In this article from a cardiac electrophysiologist and bike racer, he talks about the bitter truth about this situation. Once the heart is damaged, it's damaged irreversibly. There are two main treatments for afib: anti-arrhythmia drugs and a surgical intervention that either "spot welds" areas of the heart together, to break up the problems causing the afib, or cryoablation that freezes and "burns off" that heart tissue. Either one of these is a Big Deal, and while they don't crack your chest open as in the case of bypass surgery, they feed a catheter carrying instruments and a camera up the femoral artery into the heart. It's done under general anesthesia. The drugs bring bad side effects to some people, but work for others. The ablation treatments sometimes fail and need to be redone. My friend had cryoablation twice, and it seems to be holding up.
Don't make the mistake of suddenly stopping your exercise program. In a study at the Karolinska University Hospital, in Stockholm, Sweden, they collected information about physical activity from 44,410 Swedish men from the ages of 45-79 who did not have atrial fibrillation. They found a U-shaped curve of exercise vs. risk of afib. The lowest risk was at 2-3 hours per week. The risk was highest in those that started >5 hours of vigorous exercise after the age of 30.
In men who exercised >5 hours per week at age 30 and quit exercising later in life or regressed to <1 hour per week, the atrial fibrillation risk increased further to 49 percent. The increased risks remained even when accounting for all types of heart disease and heart disease risk factors; diabetes, high blood pressure, and being a smoker.The thing about this that bothers me the most is that this research goes back at least as far as 1993, and I don't see any messaging anywhere saying there are negative risks associated with doing this sort of cardio workout, and to be especially careful if you're over 30 and start running (or riding). Likewise I've never seen the advisories about running marathons I talked about five years ago. Personally, when someone tells me "irreversible heart damage", I don't like those words. I suppose some group or other thinks it sends mixed messages when they believe they can't get the majority of people to exercise at all.
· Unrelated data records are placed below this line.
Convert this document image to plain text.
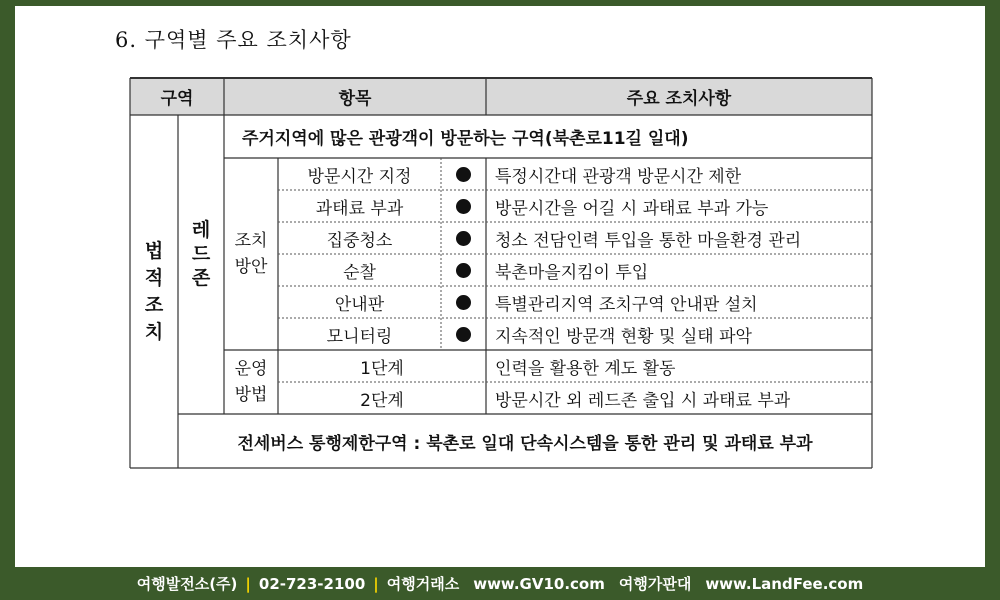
6. 구역별 주요 조치사항
구역	항목	주요 조치사항
법
적
조
치
레
드
존
주거지역에 많은 관광객이 방문하는 구역(북촌로11길 일대)
조치
방안
방문시간 지정	특정시간대 관광객 방문시간 제한
과태료 부과	방문시간을 어길 시 과태료 부과 가능
집중청소	청소 전담인력 투입을 통한 마을환경 관리
순찰	북촌마을지킴이 투입
안내판	특별관리지역 조치구역 안내판 설치
모니터링	지속적인 방문객 현황 및 실태 파악
운영
방법
1단계	인력을 활용한 계도 활동
2단계	방문시간 외 레드존 출입 시 과태료 부과
전세버스 통행제한구역 : 북촌로 일대 단속시스템을 통한 관리 및 과태료 부과
여행발전소(주) | 02-723-2100 | 여행거래소 www.GV10.com 여행가판대 www.LandFee.com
These authors made a second important observation. They found that leisure activity of walking or cycling did not increase risk, even if it was over 60 minutes a day. In fact, walking over 1 hour per day was associated with a 13 percent decrease in atrial fibrillation. This lower risk of atrial fibrillation was seen in almost all of the groups and was independent of what age the activity was started. In fact, becoming more active with low-moderate intensity exercise helped lower all traditional risk factors of heart disease as well as atrial fibrillation.
I don't like closing an article like this with no signs of hope, so let me reiterate that leisurely walking or cycling was associated with a reduction in afib. It appears that a leisurely walk around the block/neighborhood, a few times a week, or every day, is the best thing you can do - at least as far as afib is concerned!